Quick answer: Build your QA around the platform certification requirements from the start, testing system behaviors like controller disconnection, suspend and resume, storage handling, and error messaging that certification checks, not just gameplay. Failing cert means costly resubmission, so verify every requirement before you submit.
Console certification is a gauntlet of platform requirements that have little to do with whether your game is good and everything to do with whether it behaves correctly as a citizen of the console ecosystem. Each platform holder maintains a detailed list of technical requirements, controller handling, suspend and resume, storage, error messaging, and more, and failing any one means rejection and a costly resubmission cycle. Passing certification on the first try is a QA discipline of its own, built around the requirements rather than around the fun. Here is how to approach it.
Certification checks behavior, not fun
Console certification is fundamentally different from testing whether your game is enjoyable. It checks that your game behaves correctly according to the platform technical requirements: that it handles a controller disconnecting, that it suspends and resumes properly, that it manages storage correctly, that it shows the right error messages, that it uses platform features as required. None of this is about gameplay, and all of it can fail you.
This means you cannot treat certification as something to worry about at the end. The requirements concern system behaviors that are easy to overlook because they are not part of your core gameplay loop, yet they are exactly what certification scrutinizes. Approaching certification successfully means building your QA around the requirements from the start, so that the behaviors cert checks are verified throughout development rather than discovered as failures at submission.

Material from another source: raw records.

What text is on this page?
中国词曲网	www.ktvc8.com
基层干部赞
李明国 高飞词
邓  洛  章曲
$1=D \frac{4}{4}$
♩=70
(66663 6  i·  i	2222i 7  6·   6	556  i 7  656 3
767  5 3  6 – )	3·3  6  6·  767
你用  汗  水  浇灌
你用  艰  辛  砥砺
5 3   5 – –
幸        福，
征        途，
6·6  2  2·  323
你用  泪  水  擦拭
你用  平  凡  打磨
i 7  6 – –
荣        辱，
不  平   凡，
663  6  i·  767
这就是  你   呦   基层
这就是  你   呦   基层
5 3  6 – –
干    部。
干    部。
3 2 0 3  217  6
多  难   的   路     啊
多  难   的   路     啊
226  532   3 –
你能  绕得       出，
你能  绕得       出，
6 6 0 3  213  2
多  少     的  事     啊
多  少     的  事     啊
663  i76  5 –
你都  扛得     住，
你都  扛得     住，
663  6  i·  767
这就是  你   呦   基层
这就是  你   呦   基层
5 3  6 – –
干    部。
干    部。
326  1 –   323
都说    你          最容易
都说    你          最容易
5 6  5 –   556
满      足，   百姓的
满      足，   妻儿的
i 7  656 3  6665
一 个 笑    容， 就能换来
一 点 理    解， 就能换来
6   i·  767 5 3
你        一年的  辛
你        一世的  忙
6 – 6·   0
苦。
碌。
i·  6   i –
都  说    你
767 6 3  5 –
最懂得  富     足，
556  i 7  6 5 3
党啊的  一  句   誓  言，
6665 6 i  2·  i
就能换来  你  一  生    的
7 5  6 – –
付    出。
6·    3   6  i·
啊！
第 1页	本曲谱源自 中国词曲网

Get the requirements early
The single most important thing you can do for certification is obtain and study the platform requirements early, ideally before you have built the systems they govern. Each platform holder provides detailed certification requirements, and knowing them up front lets you build your game to satisfy them from the beginning rather than retrofitting compliance under deadline pressure.
Treat the requirements as a specification your game must meet, not a test to cram for. Many requirements affect architecture, how you handle the controller, how you manage saves, how you respond to system events, and building them in from the start is far easier than bolting them on later. Studios that pass certification smoothly are the ones that knew the requirements early and designed to them, while those that fail repeatedly usually discovered the requirements too late.
Test the system behaviors cert checks
Certification focuses on system behaviors, so test them deliberately. Controller handling is a frequent area: test that your game responds correctly when a controller disconnects mid-game, prompting reconnection appropriately, and when it reconnects. Test suspend and resume from every state, since the game must survive being suspended and restored. Test storage handling, including full-storage conditions and save error handling.
Test the error and edge-case handling that certification requires: correct behavior when the network drops, when an account signs out, when storage is full, when a peripheral disconnects. These edge cases are precisely what certification checks and what normal gameplay testing skips, because they are not the happy path. Systematically exercising the system behaviors and edge cases that cert scrutinizes is the core of certification QA, far more than testing the gameplay that cert mostly ignores.
Verify messaging and platform compliance
Certification checks that your game uses platform features and messaging correctly. This includes showing the right system messages and error dialogs in the platform-required way, handling user accounts and profiles correctly, using platform UI conventions where required, and displaying any mandated notices. These compliance details are easy to get wrong and are exactly what cert verifies.
Verify each compliance requirement against the platform specification, since cert will check them precisely and reject for deviations. This is meticulous work, matching your game behavior to a detailed requirement list, but it is what certification demands. A game that is technically solid but uses a non-compliant error message or mishandles an account flow will fail cert just as surely as one that crashes, so the messaging and compliance details deserve the same careful verification as the system behaviors.
A console certification checklist
Use this checklist as a starting framework, expanding it with the specific requirements of your target platform, since each platform holder requirement list is the authoritative source. Test every item on real hardware or development kits, since certification behaviors only manifest correctly on the actual platform, and capture any crashes you find during cert testing so you fix them before submission rather than failing on them. The recurring lesson across every platform is that cert rewards preparation: a studio that knew and designed to the requirements from the start sails through, while one that treats them as a last-minute hurdle gets caught by the system behaviors and edge cases it never built for and pays in resubmission cycles.
Console certification submission QA checklist:
[ ] Obtained and studied the platform's certification requirements early
[ ] Controller disconnect handled with correct reconnection prompt
[ ] Controller reconnect restores control correctly
[ ] Suspend and resume work from every game state
[ ] Storage-full conditions handled gracefully
[ ] Save errors handled with correct messaging
[ ] Network loss handled gracefully where applicable
[ ] Account sign-out and profile changes handled correctly
[ ] Required system messages and error dialogs shown correctly
[ ] Platform UI conventions followed where required
[ ] No crashes in any core or required flow
[ ] All items tested on real hardware or development kits
Cert checks behavior, not fun. Study the requirements early and test the edge cases gameplay testing skips.